Buradasınız
Eğitim Sen’den ve Üniversite Öğrencilerinden Tutukluların Serbest Bırakılması İçin Eylem

Eğitim Sen: “Levent Dölek ve Tüm Tutuklulara Özgürlük”
Eğitim Sen 6 Nolu Üniversiteler Şubesi, 8 Nisanda İstanbul Üniversitesi Beyazıt Ana Kapı önünde İstanbul Üniversitesi İşyeri Temsilcisi Levent Dölek ve tüm tutukluların serbest bırakılması talebiyle basın açıklaması gerçekleştirdi.
Basın açıklamasını gerçekleştiren İşyeri Temsilcisi Mustafa Görkem Doğan, 25 Mart Salı günü Eğitim Sen MYK’sının aldığı karar doğrultusunda iş bırakarak öğrencilerin yanında olduklarını, bu kararın ardından sendikanın siyasi iktidar ve medyası tarafından hedef gösterildiğini belirtti. Siyasi iktidarın elindeki yargı gücünü kullanarak sendikaya ışık hızıyla soruşturma açtığını söyleyen Doğan, Eğitim Sen Merkez Yürütme Kurulu üyelerine hukuksuz bir şekilde 2 hafta ev hapsi cezası verildiğini, 26 Martta Levent Dölek’in evi basılarak gözaltına alındığını ve savcılık ifadesi bile alınmadan tutuklandığını, aynı zamanda çoğu üniversite öğrencisi en az 301 kişinin tutuklandığını, ülke çapında sayısı 2 bini bulan gözaltı işlemi yapıldığını belirtti.
Doğan basın açıklamasında şu hususlara vurgu yaptı:
- Sendikal faaliyet suç değildir ve anayasa ile güvence altına alınmış olan önceden izin almaksızın toplantı, gösteri ve yürüyüş yapma hakkına hem iktidar hem de yargı makamları saygı duymalıdır.

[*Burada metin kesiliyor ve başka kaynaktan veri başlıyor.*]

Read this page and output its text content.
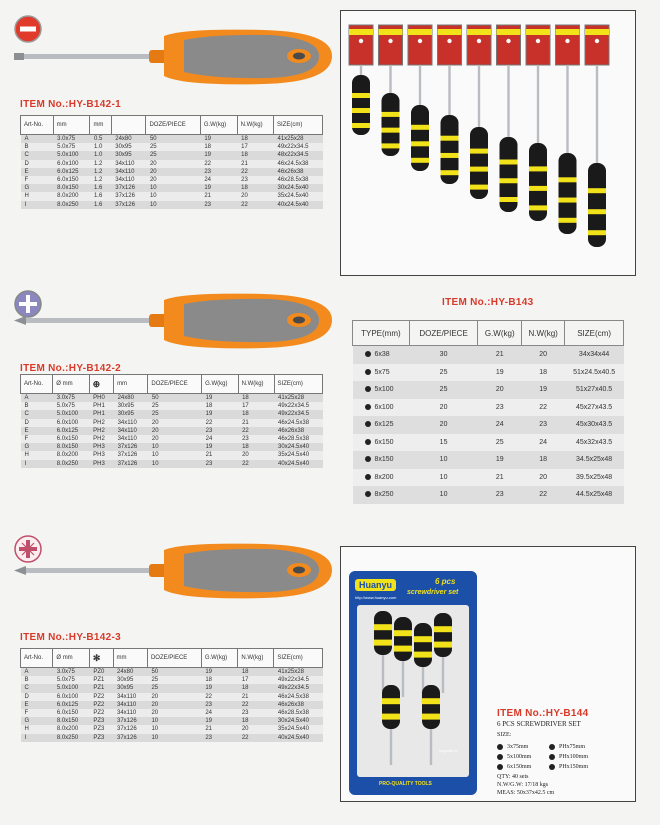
ITEM No.:HY-B142-1
Art-No.	mm	mm		DOZE/PIECE	G.W(kg)	N.W(kg)	SIZE(cm)
A	3.0x75	0.5	24x80	50	19	18	41x25x28
B	5.0x75	1.0	30x95	25	18	17	49x22x34.5
C	5.0x100	1.0	30x95	25	19	18	48x22x34.5
D	6.0x100	1.2	34x110	20	22	21	46x24.5x38
E	6.0x125	1.2	34x110	20	23	22	46x26x38
F	6.0x150	1.2	34x110	20	24	23	46x28.5x38
G	8.0x150	1.6	37x126	10	19	18	30x24.5x40
H	8.0x200	1.6	37x126	10	21	20	35x24.5x40
I	8.0x250	1.6	37x126	10	23	22	40x24.5x40
ITEM No.:HY-B142-2
Art-No.	Ø mm	⊕	mm	DOZE/PIECE	G.W(kg)	N.W(kg)	SIZE(cm)
A	3.0x75	PH0	24x80	50	19	18	41x25x28
B	5.0x75	PH1	30x95	25	18	17	49x22x34.5
C	5.0x100	PH1	30x95	25	19	18	49x22x34.5
D	6.0x100	PH2	34x110	20	22	21	46x24.5x38
E	6.0x125	PH2	34x110	20	23	22	46x26x38
F	6.0x150	PH2	34x110	20	24	23	46x28.5x38
G	8.0x150	PH3	37x126	10	19	18	30x24.5x40
H	8.0x200	PH3	37x126	10	21	20	35x24.5x40
I	8.0x250	PH3	37x126	10	23	22	40x24.5x40
ITEM No.:HY-B142-3
Art-No.	Ø mm	✻	mm	DOZE/PIECE	G.W(kg)	N.W(kg)	SIZE(cm)
A	3.0x75	PZ0	24x80	50	19	18	41x25x28
B	5.0x75	PZ1	30x95	25	18	17	49x22x34.5
C	5.0x100	PZ1	30x95	25	19	18	49x22x34.5
D	6.0x100	PZ2	34x110	20	22	21	46x24.5x38
E	6.0x125	PZ2	34x110	20	23	22	46x26x38
F	6.0x150	PZ2	34x110	20	24	23	46x28.5x38
G	8.0x150	PZ3	37x126	10	19	18	30x24.5x40
H	8.0x200	PZ3	37x126	10	21	20	35x24.5x40
I	8.0x250	PZ3	37x126	10	23	22	40x24.5x40
ITEM No.:HY-B143
TYPE(mm)	DOZE/PIECE	G.W(kg)	N.W(kg)	SIZE(cm)
6x38	30	21	20	34x34x44
5x75	25	19	18	51x24.5x40.5
5x100	25	20	19	51x27x40.5
6x100	20	23	22	45x27x43.5
6x125	20	24	23	45x30x43.5
6x150	15	25	24	45x32x43.5
8x150	10	19	18	34.5x25x48
8x200	10	21	20	39.5x25x48
8x250	10	23	22	44.5x25x48
Huanyu
http://www.huanyu.com
6 pcs
screwdriver set
Magnetic tip
PRO-QUALITY TOOLS
ITEM No.:HY-B144
6 PCS SCREWDRIVER SET
SIZE:
3x75mm	PHx75mm
5x100mm	PHx100mm
6x150mm	PHx150mm
QTY: 40 sets
N.W/G.W: 17/18 kgs
MEAS: 50x37x42.5 cm
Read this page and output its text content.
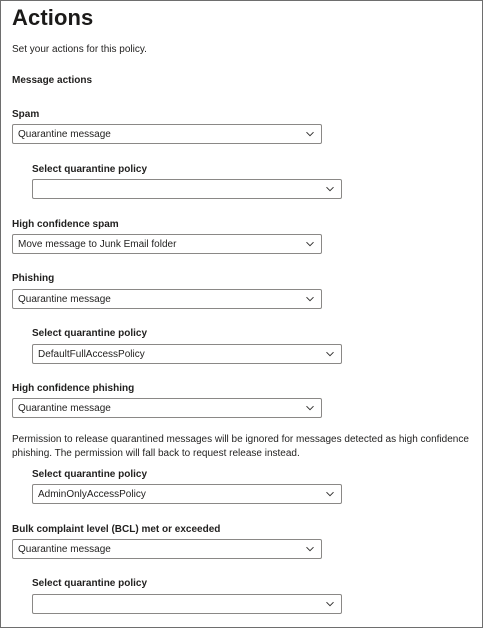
Actions
Set your actions for this policy.
Message actions
Spam
Quarantine message
Select quarantine policy
High confidence spam
Move message to Junk Email folder
Phishing
Quarantine message
Select quarantine policy
DefaultFullAccessPolicy
High confidence phishing
Quarantine message
Permission to release quarantined messages will be ignored for messages detected as high confidence phishing. The permission will fall back to request release instead.
Select quarantine policy
AdminOnlyAccessPolicy
Bulk complaint level (BCL) met or exceeded
Quarantine message
Select quarantine policy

- Tam da bu hakların kullanımını engellemeye çalışarak gözaltı, ev hapsi ve tutuklama kararlarıyla hukuk çiğnenmekte, anayasal düzen ayaklar altına alınmaktadır.
- Başta İstanbul Üniversitesi temsilcimiz Levent Dölek ve diğer Eğitim Sen’liler olmak üzere bütün tutuklanan yol arkadaşlarımızın en kısa sürede serbest bırakılması gerekmektedir.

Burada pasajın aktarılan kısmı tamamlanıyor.